Le fait est que, dans la vie, je suis assistante sociale. J'ai notamment travaillé en protection de l'enfance. Certes, pas en Norvège, mais je sais tout de même de quoi je parle en matière de mesures de garde et de mise à l'abri de l'enfant ! Pour en savoir davantage sur le fonctionnement de l'Aide Sociale à l'Enfance, je vous renvoie notamment vers le 28ème épisode de notre podcast Namaste, le cinéma, dans lequel j'explique tout cela plus en détail.

La critique de film VS l'assistante sociale.



En allant voir Mrs Chatterjee VS Norway, je n'étais cela dit pas à la recherche d'une pertinence absolue. J'étais même prête à accepter des grossièretés si cela était mis au service du message de l’œuvre. Je ne suis pas une toquée du cadre légal lorsque je regarde un film. J'ai au contraire bien conscience qu'il s'agit d'une fiction, et que le format même du long-métrage doit répondre à certains codes pour demeurer efficace. Assommer le spectateur avec des termes techniques ou des procédures trop alambiquées peut potentiellement tuer l’œuvre dans son élan comme dans son intention. Alors, les raccourcis et les facilités d'écriture, je les accepte sans trop me plaindre. Je ne cherchais donc pas dans Mrs Chatterjee VS Norway un respect total des faits.

J'avais juste envie de connaître un bout de l'histoire vraie de cette femme qui s'est battue pour retrouver ses enfants.

Et non, par essence, je n'allais pas être du côté des services sociaux ! Si vous voulez tout savoir, j'ai effectué des mesures de placement.
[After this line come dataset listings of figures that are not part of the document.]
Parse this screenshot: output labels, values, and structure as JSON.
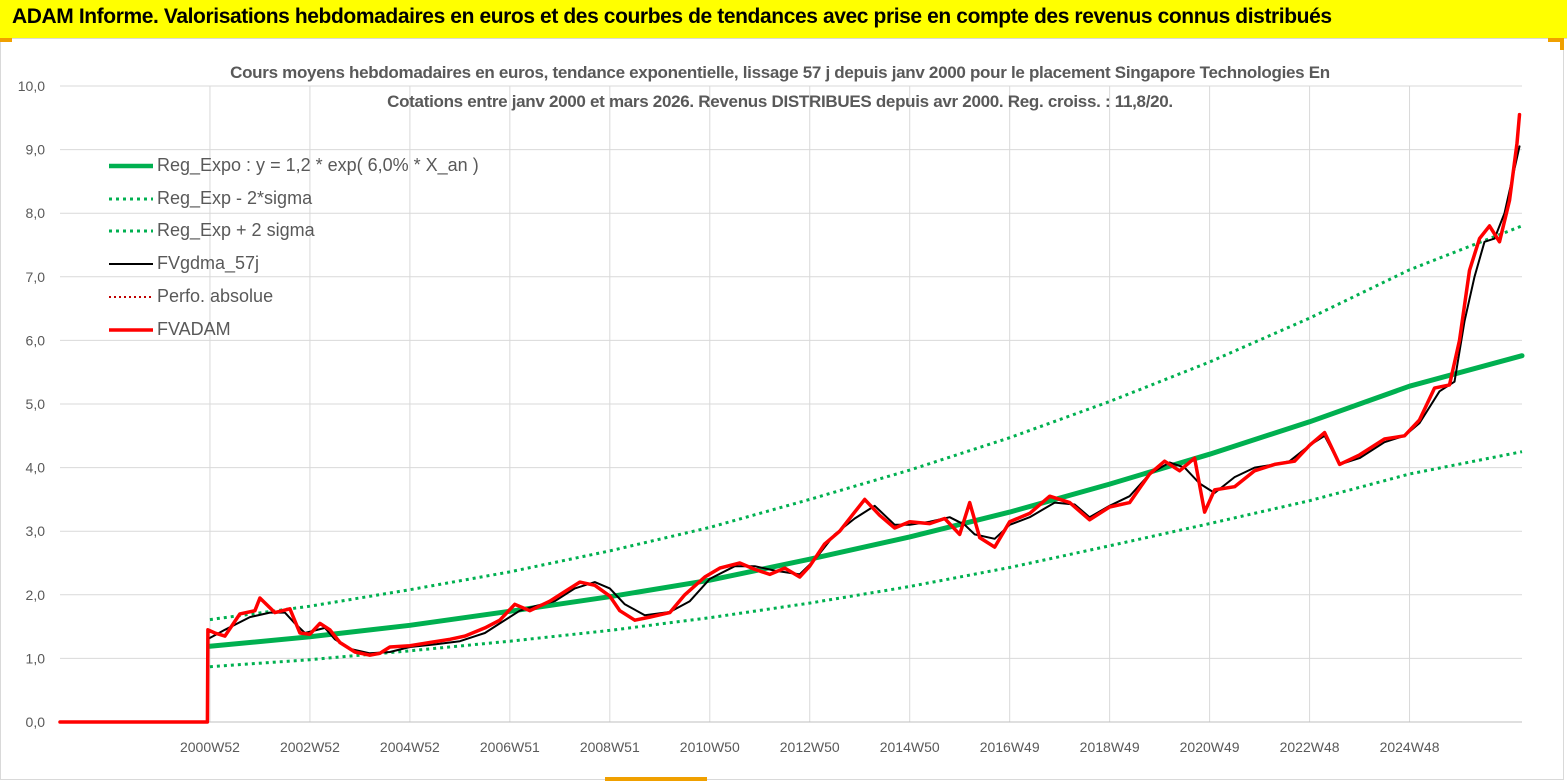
{
  "header": {
    "title": "ADAM Informe. Valorisations hebdomadaires en euros et des courbes de tendances avec prise en compte des revenus connus distribués"
  },
  "colors": {
    "banner": "#ffff00",
    "reg_expo": "#00b050",
    "bands": "#00b050",
    "fvgdma": "#000000",
    "perfo": "#c00000",
    "fvadam": "#ff0000",
    "grid": "#d9d9d9",
    "text": "#595959"
  },
  "chart_data": {
    "type": "line",
    "title_line1": "Cours moyens hebdomadaires en euros, tendance exponentielle, lissage 57 j depuis janv 2000  pour le placement Singapore Technologies En",
    "title_line2": "Cotations entre janv 2000 et mars 2026. Revenus DISTRIBUES depuis avr 2000. Reg. croiss. : 11,8/20.",
    "xlabel": "",
    "ylabel": "",
    "ylim": [
      0,
      10
    ],
    "y_ticks": [
      "0,0",
      "1,0",
      "2,0",
      "3,0",
      "4,0",
      "5,0",
      "6,0",
      "7,0",
      "8,0",
      "9,0",
      "10,0"
    ],
    "x_range_years": [
      1997.0,
      2026.25
    ],
    "x_ticks": [
      {
        "label": "2000W52",
        "year": 2000.0
      },
      {
        "label": "2002W52",
        "year": 2002.0
      },
      {
        "label": "2004W52",
        "year": 2004.0
      },
      {
        "label": "2006W51",
        "year": 2006.0
      },
      {
        "label": "2008W51",
        "year": 2008.0
      },
      {
        "label": "2010W50",
        "year": 2010.0
      },
      {
        "label": "2012W50",
        "year": 2012.0
      },
      {
        "label": "2014W50",
        "year": 2014.0
      },
      {
        "label": "2016W49",
        "year": 2016.0
      },
      {
        "label": "2018W49",
        "year": 2018.0
      },
      {
        "label": "2020W49",
        "year": 2020.0
      },
      {
        "label": "2022W48",
        "year": 2022.0
      },
      {
        "label": "2024W48",
        "year": 2024.0
      }
    ],
    "grid": true,
    "legend_position": "top-left",
    "series": [
      {
        "name": "Reg_Expo : y = 1,2 * exp( 6,0% *  X_an )",
        "style": "thick-solid",
        "points": [
          [
            2000.0,
            1.19
          ],
          [
            2002.0,
            1.34
          ],
          [
            2004.0,
            1.52
          ],
          [
            2006.0,
            1.74
          ],
          [
            2008.0,
            1.97
          ],
          [
            2010.0,
            2.23
          ],
          [
            2012.0,
            2.56
          ],
          [
            2014.0,
            2.91
          ],
          [
            2016.0,
            3.3
          ],
          [
            2018.0,
            3.74
          ],
          [
            2020.0,
            4.21
          ],
          [
            2022.0,
            4.72
          ],
          [
            2024.0,
            5.28
          ],
          [
            2026.25,
            5.76
          ]
        ]
      },
      {
        "name": "Reg_Exp - 2*sigma",
        "style": "dotted",
        "points": [
          [
            2000.0,
            0.87
          ],
          [
            2002.0,
            0.98
          ],
          [
            2004.0,
            1.12
          ],
          [
            2006.0,
            1.27
          ],
          [
            2008.0,
            1.44
          ],
          [
            2010.0,
            1.64
          ],
          [
            2012.0,
            1.87
          ],
          [
            2014.0,
            2.13
          ],
          [
            2016.0,
            2.43
          ],
          [
            2018.0,
            2.77
          ],
          [
            2020.0,
            3.12
          ],
          [
            2022.0,
            3.48
          ],
          [
            2024.0,
            3.9
          ],
          [
            2026.25,
            4.25
          ]
        ]
      },
      {
        "name": "Reg_Exp + 2 sigma",
        "style": "dotted",
        "points": [
          [
            2000.0,
            1.61
          ],
          [
            2002.0,
            1.82
          ],
          [
            2004.0,
            2.08
          ],
          [
            2006.0,
            2.36
          ],
          [
            2008.0,
            2.69
          ],
          [
            2010.0,
            3.06
          ],
          [
            2012.0,
            3.5
          ],
          [
            2014.0,
            3.96
          ],
          [
            2016.0,
            4.47
          ],
          [
            2018.0,
            5.04
          ],
          [
            2020.0,
            5.66
          ],
          [
            2022.0,
            6.35
          ],
          [
            2024.0,
            7.11
          ],
          [
            2026.25,
            7.8
          ]
        ]
      },
      {
        "name": "FVgdma_57j",
        "style": "thin-solid",
        "points": [
          [
            1999.95,
            1.3
          ],
          [
            2000.3,
            1.45
          ],
          [
            2000.8,
            1.65
          ],
          [
            2001.2,
            1.72
          ],
          [
            2001.5,
            1.72
          ],
          [
            2001.7,
            1.55
          ],
          [
            2001.9,
            1.4
          ],
          [
            2002.3,
            1.48
          ],
          [
            2002.5,
            1.3
          ],
          [
            2002.8,
            1.15
          ],
          [
            2003.2,
            1.08
          ],
          [
            2003.6,
            1.1
          ],
          [
            2004.0,
            1.18
          ],
          [
            2004.5,
            1.22
          ],
          [
            2005.0,
            1.27
          ],
          [
            2005.5,
            1.4
          ],
          [
            2005.8,
            1.55
          ],
          [
            2006.2,
            1.75
          ],
          [
            2006.5,
            1.82
          ],
          [
            2006.9,
            1.9
          ],
          [
            2007.3,
            2.1
          ],
          [
            2007.7,
            2.2
          ],
          [
            2008.0,
            2.1
          ],
          [
            2008.3,
            1.85
          ],
          [
            2008.7,
            1.68
          ],
          [
            2009.2,
            1.73
          ],
          [
            2009.6,
            1.9
          ],
          [
            2010.0,
            2.25
          ],
          [
            2010.5,
            2.45
          ],
          [
            2010.9,
            2.45
          ],
          [
            2011.3,
            2.38
          ],
          [
            2011.8,
            2.32
          ],
          [
            2012.1,
            2.55
          ],
          [
            2012.5,
            2.95
          ],
          [
            2012.9,
            3.2
          ],
          [
            2013.3,
            3.4
          ],
          [
            2013.7,
            3.1
          ],
          [
            2014.0,
            3.1
          ],
          [
            2014.4,
            3.15
          ],
          [
            2014.8,
            3.22
          ],
          [
            2015.1,
            3.1
          ],
          [
            2015.3,
            2.95
          ],
          [
            2015.7,
            2.88
          ],
          [
            2016.0,
            3.1
          ],
          [
            2016.4,
            3.22
          ],
          [
            2016.9,
            3.45
          ],
          [
            2017.3,
            3.42
          ],
          [
            2017.6,
            3.22
          ],
          [
            2018.0,
            3.4
          ],
          [
            2018.4,
            3.55
          ],
          [
            2018.8,
            3.9
          ],
          [
            2019.2,
            4.08
          ],
          [
            2019.5,
            4.0
          ],
          [
            2019.8,
            3.75
          ],
          [
            2020.1,
            3.6
          ],
          [
            2020.5,
            3.85
          ],
          [
            2020.9,
            4.0
          ],
          [
            2021.3,
            4.05
          ],
          [
            2021.6,
            4.1
          ],
          [
            2022.0,
            4.35
          ],
          [
            2022.3,
            4.5
          ],
          [
            2022.6,
            4.05
          ],
          [
            2023.0,
            4.15
          ],
          [
            2023.5,
            4.4
          ],
          [
            2023.9,
            4.5
          ],
          [
            2024.2,
            4.7
          ],
          [
            2024.6,
            5.2
          ],
          [
            2024.9,
            5.35
          ],
          [
            2025.1,
            6.3
          ],
          [
            2025.3,
            7.0
          ],
          [
            2025.5,
            7.55
          ],
          [
            2025.7,
            7.6
          ],
          [
            2025.9,
            8.0
          ],
          [
            2026.1,
            8.7
          ],
          [
            2026.2,
            9.05
          ]
        ]
      },
      {
        "name": "Perfo. absolue",
        "style": "dotted-red",
        "points": []
      },
      {
        "name": "FVADAM",
        "style": "thick-solid-red",
        "points": [
          [
            1997.0,
            0.0
          ],
          [
            1999.95,
            0.0
          ],
          [
            1999.96,
            1.45
          ],
          [
            2000.1,
            1.4
          ],
          [
            2000.3,
            1.35
          ],
          [
            2000.6,
            1.7
          ],
          [
            2000.9,
            1.75
          ],
          [
            2001.0,
            1.95
          ],
          [
            2001.3,
            1.72
          ],
          [
            2001.6,
            1.78
          ],
          [
            2001.8,
            1.4
          ],
          [
            2002.0,
            1.38
          ],
          [
            2002.2,
            1.55
          ],
          [
            2002.4,
            1.45
          ],
          [
            2002.6,
            1.25
          ],
          [
            2002.9,
            1.1
          ],
          [
            2003.2,
            1.05
          ],
          [
            2003.4,
            1.08
          ],
          [
            2003.6,
            1.18
          ],
          [
            2004.0,
            1.2
          ],
          [
            2004.4,
            1.25
          ],
          [
            2004.8,
            1.3
          ],
          [
            2005.1,
            1.35
          ],
          [
            2005.5,
            1.48
          ],
          [
            2005.8,
            1.6
          ],
          [
            2006.1,
            1.85
          ],
          [
            2006.4,
            1.75
          ],
          [
            2006.8,
            1.9
          ],
          [
            2007.1,
            2.05
          ],
          [
            2007.4,
            2.2
          ],
          [
            2007.7,
            2.15
          ],
          [
            2008.0,
            1.98
          ],
          [
            2008.2,
            1.75
          ],
          [
            2008.5,
            1.6
          ],
          [
            2008.8,
            1.65
          ],
          [
            2009.2,
            1.72
          ],
          [
            2009.5,
            2.0
          ],
          [
            2009.9,
            2.28
          ],
          [
            2010.2,
            2.42
          ],
          [
            2010.6,
            2.5
          ],
          [
            2010.9,
            2.4
          ],
          [
            2011.2,
            2.32
          ],
          [
            2011.5,
            2.42
          ],
          [
            2011.8,
            2.28
          ],
          [
            2012.0,
            2.45
          ],
          [
            2012.3,
            2.8
          ],
          [
            2012.6,
            3.0
          ],
          [
            2012.9,
            3.3
          ],
          [
            2013.1,
            3.5
          ],
          [
            2013.4,
            3.25
          ],
          [
            2013.7,
            3.05
          ],
          [
            2014.0,
            3.15
          ],
          [
            2014.4,
            3.12
          ],
          [
            2014.7,
            3.2
          ],
          [
            2015.0,
            2.95
          ],
          [
            2015.2,
            3.45
          ],
          [
            2015.4,
            2.9
          ],
          [
            2015.7,
            2.75
          ],
          [
            2016.0,
            3.15
          ],
          [
            2016.4,
            3.28
          ],
          [
            2016.8,
            3.55
          ],
          [
            2017.2,
            3.45
          ],
          [
            2017.6,
            3.18
          ],
          [
            2018.0,
            3.38
          ],
          [
            2018.4,
            3.45
          ],
          [
            2018.8,
            3.9
          ],
          [
            2019.1,
            4.1
          ],
          [
            2019.4,
            3.95
          ],
          [
            2019.7,
            4.15
          ],
          [
            2019.9,
            3.3
          ],
          [
            2020.1,
            3.65
          ],
          [
            2020.5,
            3.7
          ],
          [
            2020.9,
            3.95
          ],
          [
            2021.3,
            4.05
          ],
          [
            2021.7,
            4.1
          ],
          [
            2022.0,
            4.35
          ],
          [
            2022.3,
            4.55
          ],
          [
            2022.6,
            4.05
          ],
          [
            2023.0,
            4.2
          ],
          [
            2023.5,
            4.45
          ],
          [
            2023.9,
            4.5
          ],
          [
            2024.2,
            4.75
          ],
          [
            2024.5,
            5.25
          ],
          [
            2024.8,
            5.3
          ],
          [
            2025.0,
            6.0
          ],
          [
            2025.2,
            7.1
          ],
          [
            2025.4,
            7.6
          ],
          [
            2025.6,
            7.8
          ],
          [
            2025.8,
            7.55
          ],
          [
            2026.0,
            8.2
          ],
          [
            2026.15,
            9.1
          ],
          [
            2026.2,
            9.55
          ]
        ]
      }
    ]
  }
}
Des tas de mesures. J'ai été de celles et ceux qui vont chez le parent pour lui retirer son enfant sous ordre du juge… Et croyez-moi, je n'en ai jamais tiré la moindre satisfaction ! Il y a des situations dans lesquelles une telle mesure était nécessaire pour la sécurité du mineur, mais quand même. J'ai en tête des scènes de parents qui hurlent, qui fondent en larmes et qui implorent qu'on leur laisse leur enfant. Des scènes qui me hantent encore aujourd'hui…
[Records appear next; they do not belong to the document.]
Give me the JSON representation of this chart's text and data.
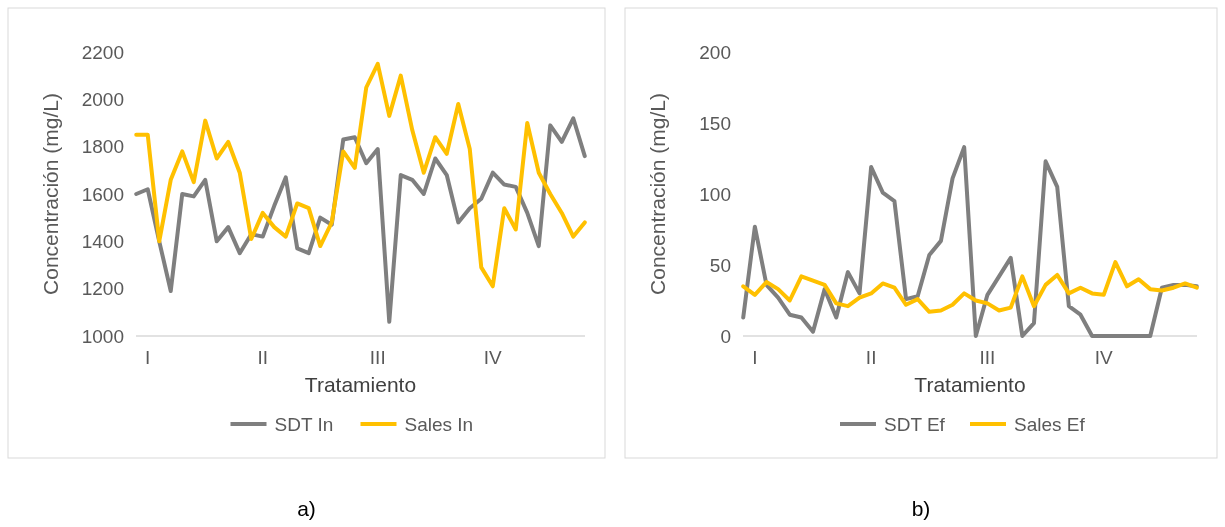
{
  "chart_data": [
    {
      "type": "line",
      "xlabel": "Tratamiento",
      "ylabel": "Concentración (mg/L)",
      "annotations": [
        "a)"
      ],
      "categories": [
        null,
        "I",
        null,
        null,
        null,
        null,
        null,
        null,
        null,
        null,
        null,
        "II",
        null,
        null,
        null,
        null,
        null,
        null,
        null,
        null,
        null,
        "III",
        null,
        null,
        null,
        null,
        null,
        null,
        null,
        null,
        null,
        "IV",
        null,
        null,
        null,
        null,
        null,
        null,
        null,
        null
      ],
      "ylim": [
        1000,
        2200
      ],
      "yticks": [
        1000,
        1200,
        1400,
        1600,
        1800,
        2000,
        2200
      ],
      "grid": false,
      "legend": "bottom",
      "line_style": "solid",
      "series": [
        {
          "name": "SDT In",
          "color": "#7f7f7f",
          "values": [
            1600,
            1620,
            1400,
            1190,
            1600,
            1590,
            1660,
            1400,
            1460,
            1350,
            1430,
            1420,
            1550,
            1670,
            1370,
            1350,
            1500,
            1470,
            1830,
            1840,
            1730,
            1790,
            1060,
            1680,
            1660,
            1600,
            1750,
            1680,
            1480,
            1540,
            1580,
            1690,
            1640,
            1630,
            1520,
            1380,
            1890,
            1820,
            1920,
            1760
          ]
        },
        {
          "name": "Sales In",
          "color": "#ffc000",
          "values": [
            1850,
            1850,
            1400,
            1660,
            1780,
            1650,
            1910,
            1750,
            1820,
            1690,
            1410,
            1520,
            1460,
            1420,
            1560,
            1540,
            1380,
            1480,
            1780,
            1710,
            2050,
            2150,
            1930,
            2100,
            1870,
            1690,
            1840,
            1770,
            1980,
            1790,
            1290,
            1210,
            1540,
            1450,
            1900,
            1690,
            1600,
            1520,
            1420,
            1480
          ]
        }
      ]
    },
    {
      "type": "line",
      "xlabel": "Tratamiento",
      "ylabel": "Concentración (mg/L)",
      "annotations": [
        "b)"
      ],
      "categories": [
        null,
        "I",
        null,
        null,
        null,
        null,
        null,
        null,
        null,
        null,
        null,
        "II",
        null,
        null,
        null,
        null,
        null,
        null,
        null,
        null,
        null,
        "III",
        null,
        null,
        null,
        null,
        null,
        null,
        null,
        null,
        null,
        "IV",
        null,
        null,
        null,
        null,
        null,
        null,
        null,
        null
      ],
      "ylim": [
        0,
        200
      ],
      "yticks": [
        0,
        50,
        100,
        150,
        200
      ],
      "grid": false,
      "legend": "bottom",
      "line_style": "solid",
      "series": [
        {
          "name": "SDT Ef",
          "color": "#7f7f7f",
          "values": [
            13,
            77,
            36,
            27,
            15,
            13,
            3,
            33,
            13,
            45,
            30,
            119,
            101,
            95,
            26,
            28,
            57,
            67,
            111,
            133,
            0,
            29,
            42,
            55,
            0,
            9,
            123,
            105,
            21,
            15,
            0,
            0,
            0,
            0,
            0,
            0,
            34,
            36,
            36,
            35
          ]
        },
        {
          "name": "Sales Ef",
          "color": "#ffc000",
          "values": [
            35,
            29,
            38,
            33,
            25,
            42,
            39,
            36,
            23,
            21,
            27,
            30,
            37,
            34,
            22,
            26,
            17,
            18,
            22,
            30,
            25,
            23,
            18,
            20,
            42,
            21,
            36,
            43,
            30,
            34,
            30,
            29,
            52,
            35,
            40,
            33,
            32,
            34,
            37,
            34
          ]
        }
      ]
    }
  ]
}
Le lien parent-enfant VS la sécurité du mineur.



La protection de l'enfance, c'est un véritable cas de conscience. Car on a bien compris que retirer l'enfant à ses parents lui causera des dommages irréversibles. On sait qu'avec cette décision, sa trajectoire de vie sera bouleversée à jamais. Et en même temps, le placement est acté lorsqu'il n'y a rien d'autre à faire, lorsque le parent ne veut pas, ne sait pas ou ne peut pas être protecteur pour son enfant. Les cas de figures sont multiples : violence physique et abus sexuels, mais aussi dans les situations de négligence ou d'instabilité psychique. Et dans ce cas précis, on ne parle pas d'un parent qui serait juste impulsif ou soupe au lait ! Il s'agira davantage de cas cliniques, dans lesquels la pathologie est si prégnante qu'elle peut mettre en danger la vie de l'enfant.

Il faut avoir à l'esprit que notre société sacralise le lien parent-enfant, au point d'oublier que parfois, certaines personnes ne sont pas faites ou pas en capacité de tenir ce rôle.
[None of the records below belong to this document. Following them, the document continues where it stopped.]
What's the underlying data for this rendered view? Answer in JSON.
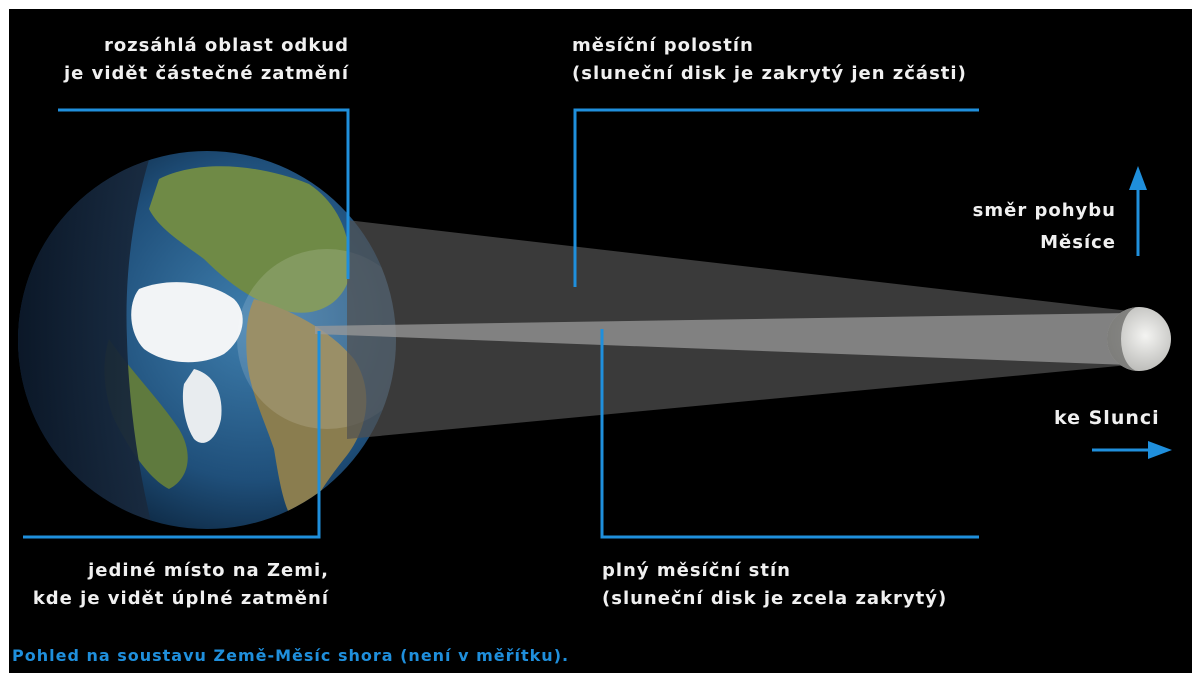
{
  "labels": {
    "partial_region": {
      "line1": "rozsáhlá oblast odkud",
      "line2": "je vidět částečné zatmění"
    },
    "penumbra": {
      "line1": "měsíční polostín",
      "line2": "(sluneční disk je zakrytý jen zčásti)"
    },
    "moon_direction": {
      "line1": "směr pohybu",
      "line2": "Měsíce"
    },
    "to_sun": "ke Slunci",
    "total_spot": {
      "line1": "jediné místo na Zemi,",
      "line2": "kde je vidět úplné zatmění"
    },
    "umbra": {
      "line1": "plný měsíční stín",
      "line2": "(sluneční disk je zcela zakrytý)"
    }
  },
  "caption": "Pohled na soustavu Země-Měsíc shora (není v měřítku).",
  "colors": {
    "background": "#000000",
    "leader_lines": "#1f8fdc",
    "arrows": "#1f8fdc",
    "label_text": "#f0f0f0",
    "caption_text": "#1f8fdc",
    "penumbra_cone": "#505050",
    "umbra_cone": "#9a9a9a"
  }
}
Tous les parents ne veulent pas du bien à leurs enfants, c'est un fait. Tous les parents ne placent pas l'intérêt de leur enfant au-dessus du leur, bien au contraire. Et tous les parents n'aiment pas leurs enfants. Croire le contraire, c'est être infiniment naïf. Quand j'ai commencé ce métier, j'étais naïve. Convaincue qu'il existait du bon en chacun de nous. Qu'un parent, même s'il était maltraitant ou inadapté, éprouvait forcément de l'amour et de l'affection pour son enfant. La réalité de terrain de mon métier est venue me prouver le contraire. J'ai vu des parents rejeter leurs enfants de la pire des manières, des parents instrumentaliser leurs enfants pour des prestations familiales, des parents tirer du plaisir à faire souffrir leurs enfants... J'ai aussi vu des parents malades, qui avaient besoin de soins cliniques et qui, de par le caractère imprévisible de leur comportement, représentaient un danger pour leurs enfants.

La parentalité est complexe. Et surtout, elle n'a rien d'inné. Être parent, ça s'apprend. Et tout le monde n'est pas en mesure d'acquérir les compétences nécessaires pour s'occuper d'un enfant. Tout le monde n'a pas l'abnégation, la patience et l'amour en lui pour se consacrer à un enfant. Et encore une fois, croire le contraire, c'est vivre à Disneyland.

Il est selon moi important de comprendre cette réalité lorsqu'on parle du travail des services sociaux.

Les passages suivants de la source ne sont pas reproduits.